Wrong. There are plenty of Christians (and even whole denominations) that believe in predestination.

The Bible makes it absolutely clear that in the ultimate plan, in the story that is our universe and all of time, God has predestined people and events.
When you take a look at things from the human perspective, limited in time, there is also free will in that we choose, we act.
 

Zenmervolt

Elite member
Oct 22, 2000
24,514
44
91
Originally posted by: GodlessAstronomer
I'm an identical twin. This means that when I was conceived, a single egg was fertilized, one zygote was formed and this split into two embryos. If you believe life begins at conception (your reason for abortion laws, among other things) then you must agree that there was only one soul (one conception, one soul). So who has the soul? Me or my brother? Do we each have half a soul? How do they decide which of us goes to heaven?

Similar question for chimerism, when two embryos fuse together. What happens to the spare soul? Is it discarded? Does it go to heaven?

I can see at least two ways to address this:

1) If one also assumes omniscience, then one must agree that God knows in advance whether an embryo will split (in the case of identical twins) or combine with another embryo (chimerism) and would therefore be able to allot souls without running into the excess or paucity that you postulate.

2) There is a fundamental flaw in your question, namely the presupposition that a "soul" is an unchangeable entity that does not evolve over time. An analogous question would be: When a zygote splits into two embryos, what happens to the head?
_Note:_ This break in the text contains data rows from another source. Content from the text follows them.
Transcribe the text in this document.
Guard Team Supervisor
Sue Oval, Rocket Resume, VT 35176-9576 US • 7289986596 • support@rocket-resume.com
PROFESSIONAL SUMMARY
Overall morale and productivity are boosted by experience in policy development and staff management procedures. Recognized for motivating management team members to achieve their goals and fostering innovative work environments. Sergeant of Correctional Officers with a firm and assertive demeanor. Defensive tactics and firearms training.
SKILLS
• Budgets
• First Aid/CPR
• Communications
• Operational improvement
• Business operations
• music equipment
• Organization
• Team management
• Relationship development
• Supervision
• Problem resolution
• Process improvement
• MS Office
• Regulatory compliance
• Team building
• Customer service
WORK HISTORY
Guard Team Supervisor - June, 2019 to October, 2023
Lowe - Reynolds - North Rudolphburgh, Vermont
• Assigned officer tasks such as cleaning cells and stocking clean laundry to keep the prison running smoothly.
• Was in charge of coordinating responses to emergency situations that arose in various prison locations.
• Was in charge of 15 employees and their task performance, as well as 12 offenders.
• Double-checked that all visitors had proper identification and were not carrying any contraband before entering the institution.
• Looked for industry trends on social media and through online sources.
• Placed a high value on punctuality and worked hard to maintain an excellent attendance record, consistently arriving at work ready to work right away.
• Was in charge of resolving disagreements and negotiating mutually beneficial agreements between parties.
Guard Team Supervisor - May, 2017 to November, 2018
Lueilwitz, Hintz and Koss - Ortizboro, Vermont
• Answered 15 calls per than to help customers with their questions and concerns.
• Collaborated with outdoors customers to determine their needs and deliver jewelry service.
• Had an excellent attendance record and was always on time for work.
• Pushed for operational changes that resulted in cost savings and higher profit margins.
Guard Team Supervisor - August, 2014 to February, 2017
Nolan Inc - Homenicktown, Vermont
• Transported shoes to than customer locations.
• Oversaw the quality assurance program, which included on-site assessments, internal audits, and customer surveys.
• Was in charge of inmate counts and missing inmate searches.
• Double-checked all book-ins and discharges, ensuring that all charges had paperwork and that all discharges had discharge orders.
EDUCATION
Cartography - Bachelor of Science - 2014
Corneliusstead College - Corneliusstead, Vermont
Does it split and each twin have half a head? Or does only one of the twins have a head? Obviously, such a question is absurd.

----------

Additionally, the phrase "life begins at conception" is nothing more than semantic shorthand. It avoids the ambiguity of the more accurate statement that "the path to life begins at conception". Whether "life" as we commonly understand it does or does not begin at conception (I am personally inclined to believe that "life" does not technically begin until the fetus is viable outside the womb), the inescapable truth is that once conception has occurred, "life" is sufficiently close to inevitable that the zygote can be treated as "alive" for legal purposes.